A fascinating look at Hollywood's most turbulent decade and the demise
of the studio system--set against the boom of the post-World War II
years, the Cold War, and the atomic age--and the movies that reflected
the seismic shifts
Hollywood in the 1950s was a period when the film industry both set
conventions and broke norms and traditions--from Cinerama, CinemaScope,
and VistaVision to the epic film and lavish musical. It was a decade
that saw the rise of the anti-hero; the smoldering, the hidden, and the
unspoken; teenagers gone wild in the streets; the sacred and the
profane; the revolution of the Method; the socially conscious; the
implosion of the studios; the end of the production code; and the
invasion of the ultimate body snatcher: the "small screen" television.

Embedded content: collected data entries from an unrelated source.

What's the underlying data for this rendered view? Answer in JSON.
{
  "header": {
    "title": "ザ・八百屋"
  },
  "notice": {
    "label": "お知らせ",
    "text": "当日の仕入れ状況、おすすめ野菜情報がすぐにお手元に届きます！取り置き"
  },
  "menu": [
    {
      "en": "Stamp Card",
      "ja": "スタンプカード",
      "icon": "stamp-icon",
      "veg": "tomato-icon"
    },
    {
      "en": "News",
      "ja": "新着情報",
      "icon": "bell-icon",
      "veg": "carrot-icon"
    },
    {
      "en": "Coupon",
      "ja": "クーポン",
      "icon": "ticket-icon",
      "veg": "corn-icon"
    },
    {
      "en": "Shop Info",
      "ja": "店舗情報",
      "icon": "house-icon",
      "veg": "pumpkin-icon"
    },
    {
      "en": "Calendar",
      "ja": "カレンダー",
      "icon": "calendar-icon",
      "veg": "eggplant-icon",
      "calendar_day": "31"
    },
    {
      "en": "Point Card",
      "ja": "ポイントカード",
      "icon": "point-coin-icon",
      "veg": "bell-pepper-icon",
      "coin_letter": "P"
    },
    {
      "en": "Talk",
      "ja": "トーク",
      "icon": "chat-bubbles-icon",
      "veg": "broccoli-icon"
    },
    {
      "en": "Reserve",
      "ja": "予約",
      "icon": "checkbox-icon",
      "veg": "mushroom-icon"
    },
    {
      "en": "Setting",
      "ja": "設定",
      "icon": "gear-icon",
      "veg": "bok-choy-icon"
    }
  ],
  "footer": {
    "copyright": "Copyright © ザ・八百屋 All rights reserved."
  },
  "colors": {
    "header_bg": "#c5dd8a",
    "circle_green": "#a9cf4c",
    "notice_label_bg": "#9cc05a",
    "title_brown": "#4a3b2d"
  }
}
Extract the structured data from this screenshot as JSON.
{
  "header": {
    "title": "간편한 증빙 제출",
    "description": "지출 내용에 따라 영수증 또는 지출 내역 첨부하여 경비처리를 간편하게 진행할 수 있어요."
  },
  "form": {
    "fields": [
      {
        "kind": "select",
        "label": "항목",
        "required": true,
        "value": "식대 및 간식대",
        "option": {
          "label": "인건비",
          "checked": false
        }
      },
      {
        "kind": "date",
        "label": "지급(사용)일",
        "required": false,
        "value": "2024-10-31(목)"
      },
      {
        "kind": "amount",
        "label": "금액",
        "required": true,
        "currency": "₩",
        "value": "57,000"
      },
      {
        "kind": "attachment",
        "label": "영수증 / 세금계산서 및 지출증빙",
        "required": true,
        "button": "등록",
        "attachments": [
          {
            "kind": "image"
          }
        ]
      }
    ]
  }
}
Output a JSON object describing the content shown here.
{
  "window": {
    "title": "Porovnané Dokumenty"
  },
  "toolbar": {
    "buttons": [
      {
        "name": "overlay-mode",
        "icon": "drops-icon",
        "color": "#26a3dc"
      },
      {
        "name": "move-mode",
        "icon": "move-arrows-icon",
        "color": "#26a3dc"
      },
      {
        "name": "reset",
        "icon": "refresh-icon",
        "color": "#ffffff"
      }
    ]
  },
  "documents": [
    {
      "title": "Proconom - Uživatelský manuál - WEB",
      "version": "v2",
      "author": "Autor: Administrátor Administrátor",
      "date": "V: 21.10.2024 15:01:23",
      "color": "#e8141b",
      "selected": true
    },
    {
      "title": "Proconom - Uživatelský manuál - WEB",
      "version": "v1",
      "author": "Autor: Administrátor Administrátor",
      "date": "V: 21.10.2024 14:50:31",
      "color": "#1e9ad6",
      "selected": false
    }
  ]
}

Here is Eisenhower's America--seemingly complacent, conformity-ridden
revealed in Vincente Minnelli's Father of the Bride, Walt Disney's
Cinderella, and Brigadoon, among others.
And here is its darkening, resonant landscape, beset by conflict,
discontent, and anxiety (The Man Who Knew Too Much, The Asphalt Jungle,
A Place in the Sun, Touch of Evil, It Came From Outer Space) . . . an
America on the verge of cultural, political and sexual revolt, busting
up and breaking out (East of Eden, From Here to Eternity, On the
Waterfront, Sweet Smell of Success, The Wild One, A Streetcar Named
Desire, and Jailhouse Rock).
An important, riveting look at our nation at its peak as a world power
and at the political, cultural, sexual upheavals it endured, reflected
and explored in the quintessential American art form.